I had some part in the thinking behind the Calman Commission but I always thought it was too “Grandee” a project, particularly after Wendy’s fall detached it significantly from those practising day to day politics in Scotland. It nonetheless is a well argued document. If you wish to exist within one nation state (Calman’s essential premise) then its constituent parts must have a modus vivendi and that has to be on some basis other than trying to fight each other for competitive advantage. If, on the other hand, you want to make devolution meaningful, then it requires not just to be about how money is spent but also about how it is raised. And not just year to year. Calman makes a fair stab at coming up with a solution.
But the SNP didn’t win in May, or Labour lose, because people were unhappy with the current devolution settlement. They won, and we lost, because their people were perceived as competent to govern Scotland, and our’s, correctly, weren’t. Because they were perceived to have some idea where they were going, and we, correctly, weren’t. Because while they might have few ideas other than independence, we were perceived, correctly, to have no ideas at all.
But the SNP’s Achilles heel lies in that last sentence. The Government programme published this past week is, bluntly, boring. The SNP is a coalition held together by a common belief in Independence. But real politics is about choice and that choice is measured on a left/right spectrum. Across the world, the Left is for higher taxes and collective provision while the Right for lower taxes and individual initiative. The Left is for personal liberty while the Right is for the maintenance of order; the Left stands for the essential goodness of creation while the Right persists with original sin.
But to hold their coalition together, the SNP can’t address these universal choices. So the only solution is to choose to do nothing at all.
As a result, Scotland will stand still for the next three years. Nothing wrong with that if we were already a happy and contented Nation. But we’re not. Our health statistics are appalling; our proud education tradition is being bypassed by the rest of Europe; we are developing a permanent underclass and such indigenous industry as we have left has neither support nor even a clear future.

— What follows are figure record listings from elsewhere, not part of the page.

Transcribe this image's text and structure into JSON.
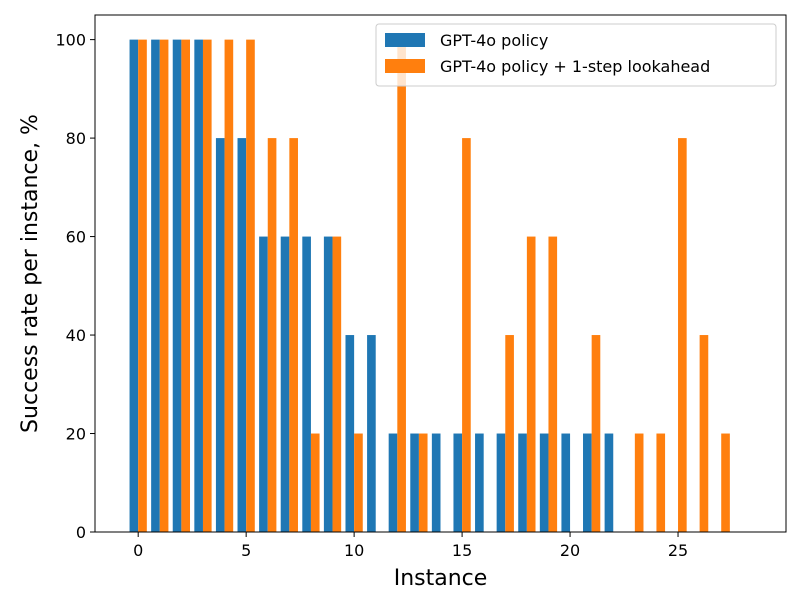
{
  "chart_data": {
    "type": "bar",
    "title": "",
    "xlabel": "Instance",
    "ylabel": "Success rate per instance, %",
    "x": [
      0,
      1,
      2,
      3,
      4,
      5,
      6,
      7,
      8,
      9,
      10,
      11,
      12,
      13,
      14,
      15,
      16,
      17,
      18,
      19,
      20,
      21,
      22,
      23,
      24,
      25,
      26,
      27
    ],
    "series": [
      {
        "name": "GPT-4o policy",
        "color": "#1f77b4",
        "values": [
          100,
          100,
          100,
          100,
          80,
          80,
          60,
          60,
          60,
          60,
          40,
          40,
          20,
          20,
          20,
          20,
          20,
          20,
          20,
          20,
          20,
          20,
          20,
          0,
          0,
          0,
          0,
          0
        ]
      },
      {
        "name": "GPT-4o policy + 1-step lookahead",
        "color": "#ff7f0e",
        "values": [
          100,
          100,
          100,
          100,
          100,
          100,
          80,
          80,
          20,
          60,
          20,
          0,
          100,
          20,
          0,
          80,
          0,
          40,
          60,
          60,
          0,
          40,
          0,
          20,
          20,
          80,
          40,
          20
        ]
      }
    ],
    "xlim": [
      -2,
      30
    ],
    "ylim": [
      0,
      105
    ],
    "xticks": [
      "0",
      "5",
      "10",
      "15",
      "20",
      "25"
    ],
    "yticks": [
      "0",
      "20",
      "40",
      "60",
      "80",
      "100"
    ],
    "grid": false,
    "legend": "top-right"
  }
}
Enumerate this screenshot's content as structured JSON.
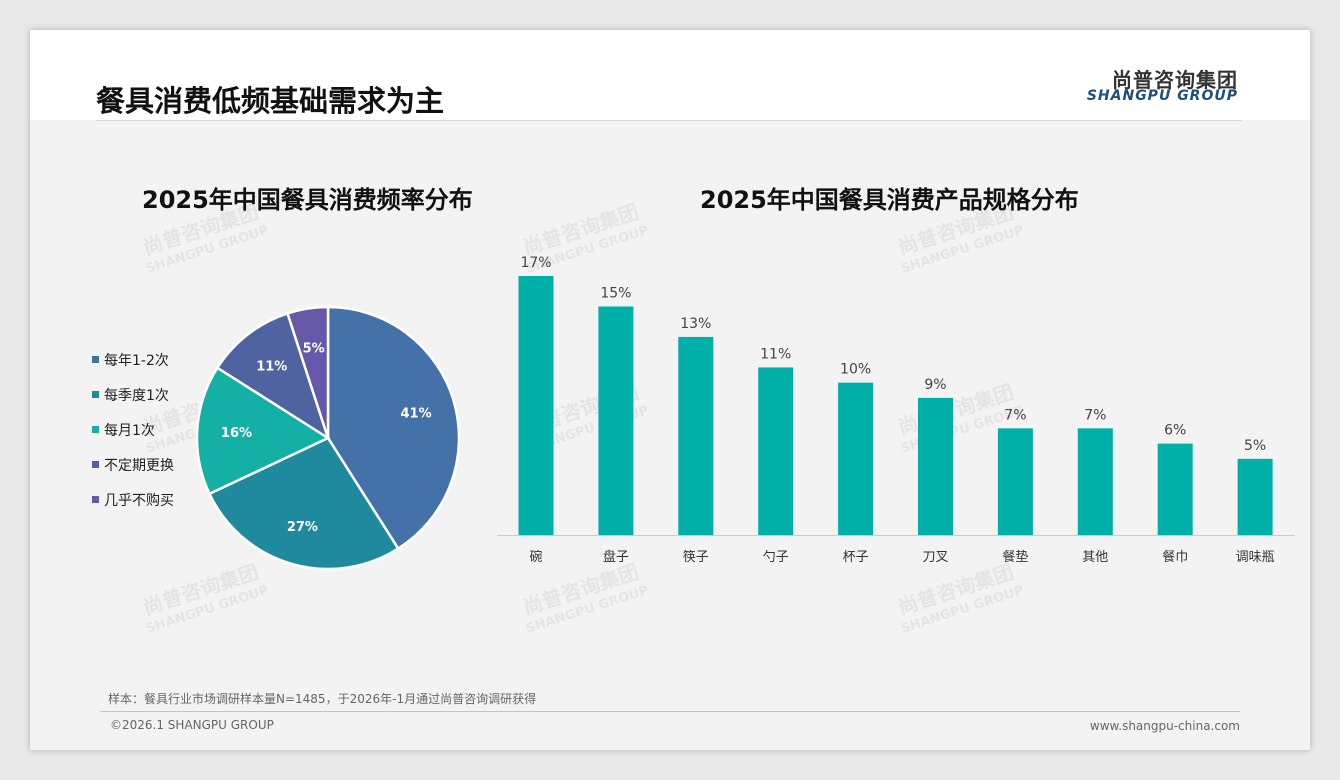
{
  "header": {
    "title": "餐具消费低频基础需求为主",
    "logo_cn": "尚普咨询集团",
    "logo_en": "SHANGPU GROUP"
  },
  "watermark": {
    "cn": "尚普咨询集团",
    "en": "SHANGPU GROUP"
  },
  "chart_data": [
    {
      "type": "pie",
      "title": "2025年中国餐具消费频率分布",
      "legend_position": "left",
      "categories": [
        "每年1-2次",
        "每季度1次",
        "每月1次",
        "不定期更换",
        "几乎不购买"
      ],
      "values": [
        41,
        27,
        16,
        11,
        5
      ],
      "labels": [
        "41%",
        "27%",
        "16%",
        "11%",
        "5%"
      ],
      "colors": [
        "#4472a8",
        "#1f8a9e",
        "#14b0a5",
        "#4f63a0",
        "#6558a8"
      ]
    },
    {
      "type": "bar",
      "title": "2025年中国餐具消费产品规格分布",
      "categories": [
        "碗",
        "盘子",
        "筷子",
        "勺子",
        "杯子",
        "刀叉",
        "餐垫",
        "其他",
        "餐巾",
        "调味瓶"
      ],
      "values": [
        17,
        15,
        13,
        11,
        10,
        9,
        7,
        7,
        6,
        5
      ],
      "labels": [
        "17%",
        "15%",
        "13%",
        "11%",
        "10%",
        "9%",
        "7%",
        "7%",
        "6%",
        "5%"
      ],
      "ylim": [
        0,
        17
      ],
      "color": "#00b0a8",
      "grid": false
    }
  ],
  "footer": {
    "note": "样本：餐具行业市场调研样本量N=1485，于2026年-1月通过尚普咨询调研获得",
    "copyright": "©2026.1 SHANGPU GROUP",
    "url": "www.shangpu-china.com"
  }
}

What has the Government programme to say about any of this? Nothing at all, except that we might save a bit of money by having a National Police Service. An initiative so exciting that it was in the Scottish Labour Manifesto.
Now there are lessons about opposition and the first is that you are the opposition. You can’t legislate for anything. But there is also a danger about opposition. Not just that you fall into the trap of opposing measures that are patently sensible (because “that’s your job”) but also because it frees you from the responsibility of saying what you would do yourselves.
With the exception of no-one (my own candidate Tom Harris not excluded) no potential candidate for the Labour leadership has had anything to say about the platform on which we should have fought the last election, let alone the programme on which we should fight the next one. It has, so far, been about how the winner might reform and then run the Labour Party.
And, for what its worth, the same might as easily be said about the Tories and their own contest.
Scotland needs change. And bluntly one of the major obstacles to that change has been the Labour Party itself.
So, c’mon Tom. Let’s have a bit of New Labour thinking about Scottish public services; or institutional poverty; or chronic ill health. I reserve the right to denounce your ideas but I promise an alternative proposal. I hold out no hope of any ideas of any sort from any of the other potential candidates.